Book Biodiversity Conservation and Poverty Alleviation

Download or read book Biodiversity Conservation and Poverty Alleviation written by Dilys Roe and published by John Wiley & Sons. This book was released on 2012-11-16 with total page 404 pages. Available in PDF, EPUB and Kindle. Book excerpt: Biodiversity conservation and poverty alleviation are both important societal goals demanding increasing international attention.
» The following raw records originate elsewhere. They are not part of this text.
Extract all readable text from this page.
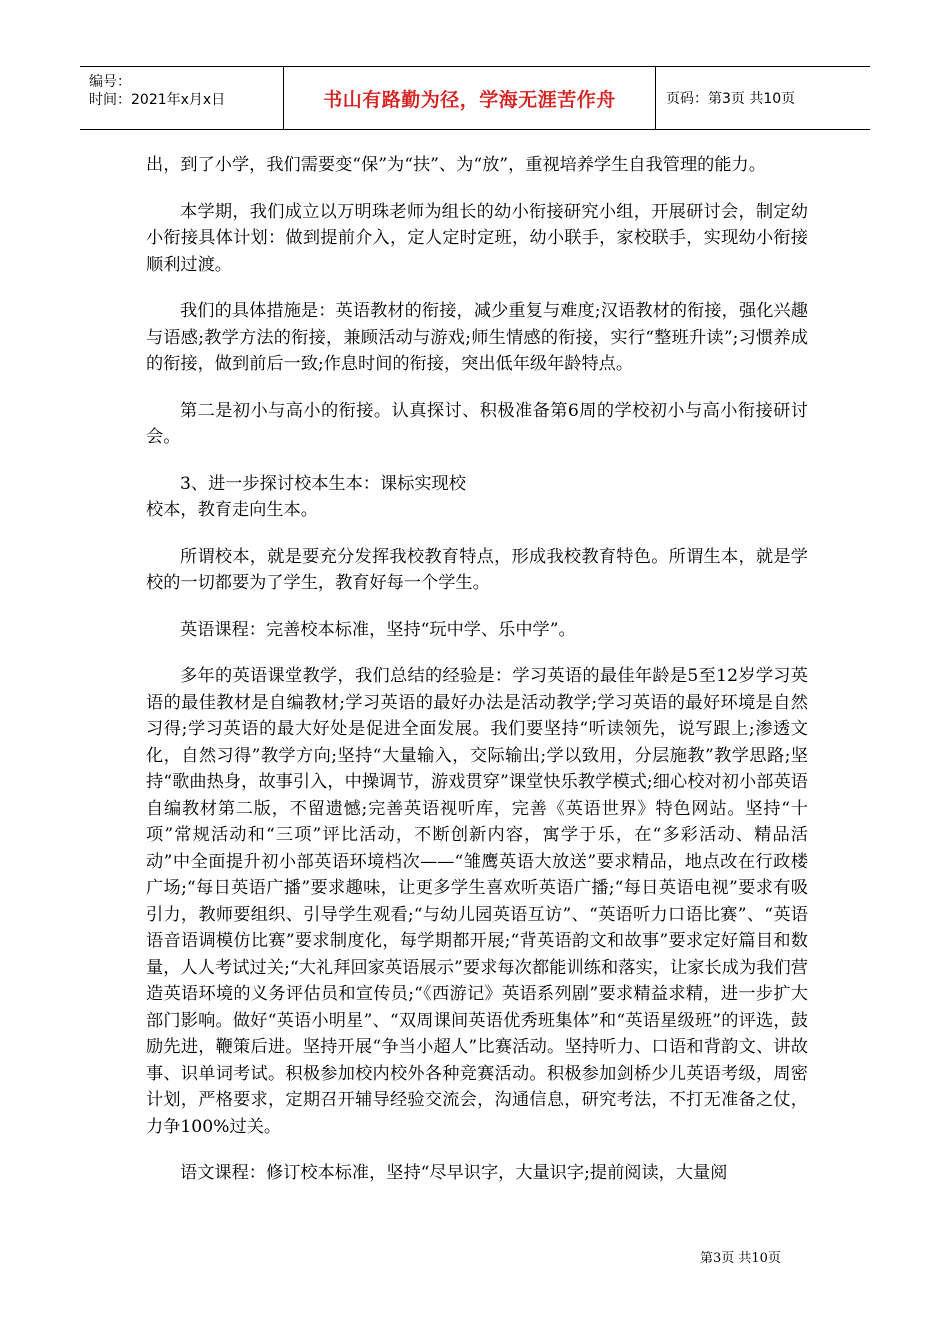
编号：
时间：2021年x月x日	书山有路勤为径，学海无涯苦作舟	页码：第3页 共10页

出，到了小学，我们需要变“保”为“扶”、为“放”，重视培养学生自我管理的能力。

本学期，我们成立以万明珠老师为组长的幼小衔接研究小组，开展研讨会，制定幼小衔接具体计划：做到提前介入，定人定时定班，幼小联手，家校联手，实现幼小衔接顺利过渡。

我们的具体措施是：英语教材的衔接，减少重复与难度;汉语教材的衔接，强化兴趣与语感;教学方法的衔接，兼顾活动与游戏;师生情感的衔接，实行“整班升读”;习惯养成的衔接，做到前后一致;作息时间的衔接，突出低年级年龄特点。

第二是初小与高小的衔接。认真探讨、积极准备第6周的学校初小与高小衔接研讨会。

3、进一步探讨校本生本：课标实现校

校本，教育走向生本。

所谓校本，就是要充分发挥我校教育特点，形成我校教育特色。所谓生本，就是学校的一切都要为了学生，教育好每一个学生。

英语课程：完善校本标准，坚持“玩中学、乐中学”。

多年的英语课堂教学，我们总结的经验是：学习英语的最佳年龄是5至12岁学习英语的最佳教材是自编教材;学习英语的最好办法是活动教学;学习英语的最好环境是自然习得;学习英语的最大好处是促进全面发展。我们要坚持“听读领先，说写跟上;渗透文化，自然习得”教学方向;坚持“大量输入，交际输出;学以致用，分层施教”教学思路;坚持“歌曲热身，故事引入，中操调节，游戏贯穿”课堂快乐教学模式;细心校对初小部英语自编教材第二版，不留遗憾;完善英语视听库，完善《英语世界》特色网站。坚持“十项”常规活动和“三项”评比活动，不断创新内容，寓学于乐，在“多彩活动、精品活动”中全面提升初小部英语环境档次——“雏鹰英语大放送”要求精品，地点改在行政楼广场;“每日英语广播”要求趣味，让更多学生喜欢听英语广播;“每日英语电视”要求有吸引力，教师要组织、引导学生观看;“与幼儿园英语互访”、“英语听力口语比赛”、“英语语音语调模仿比赛”要求制度化，每学期都开展;“背英语韵文和故事”要求定好篇目和数量，人人考试过关;“大礼拜回家英语展示”要求每次都能训练和落实，让家长成为我们营造英语环境的义务评估员和宣传员;“《西游记》英语系列剧”要求精益求精，进一步扩大部门影响。做好“英语小明星”、“双周课间英语优秀班集体”和“英语星级班”的评选，鼓励先进，鞭策后进。坚持开展“争当小超人”比赛活动。坚持听力、口语和背韵文、讲故事、识单词考试。积极参加校内校外各种竞赛活动。积极参加剑桥少儿英语考级，周密计划，严格要求，定期召开辅导经验交流会，沟通信息，研究考法，不打无准备之仗，力争100%过关。

语文课程：修订校本标准，坚持“尽早识字，大量识字;提前阅读，大量阅

第3页 共10页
While they may seem to be unrelated, the international policy frameworks that guide action to address them make an explicit assumption that conserving biodiversity will help to tackle global poverty. Part of the Conservation Science and Practice Series published with the Zoological Society of London, this book explores the validity of that assumption. The book addresses a number of critical questions: Which aspects of biodiversity are of value to the poor? Does the relationship between biodiversity and poverty differ according to particular ecological conditions? How do different conservation interventions vary in their poverty impacts? How do distributional and institutional issues affect the poverty impacts of interventions? How do broader issues such as climate change and the global economic system affect the biodiversity – poverty relationship at different scales? This volume will be of interest to policy-makers, practitioners and researchers concerned with understanding the potential - and limitations - of integrated approaches to biodiversity conservation and poverty alleviation.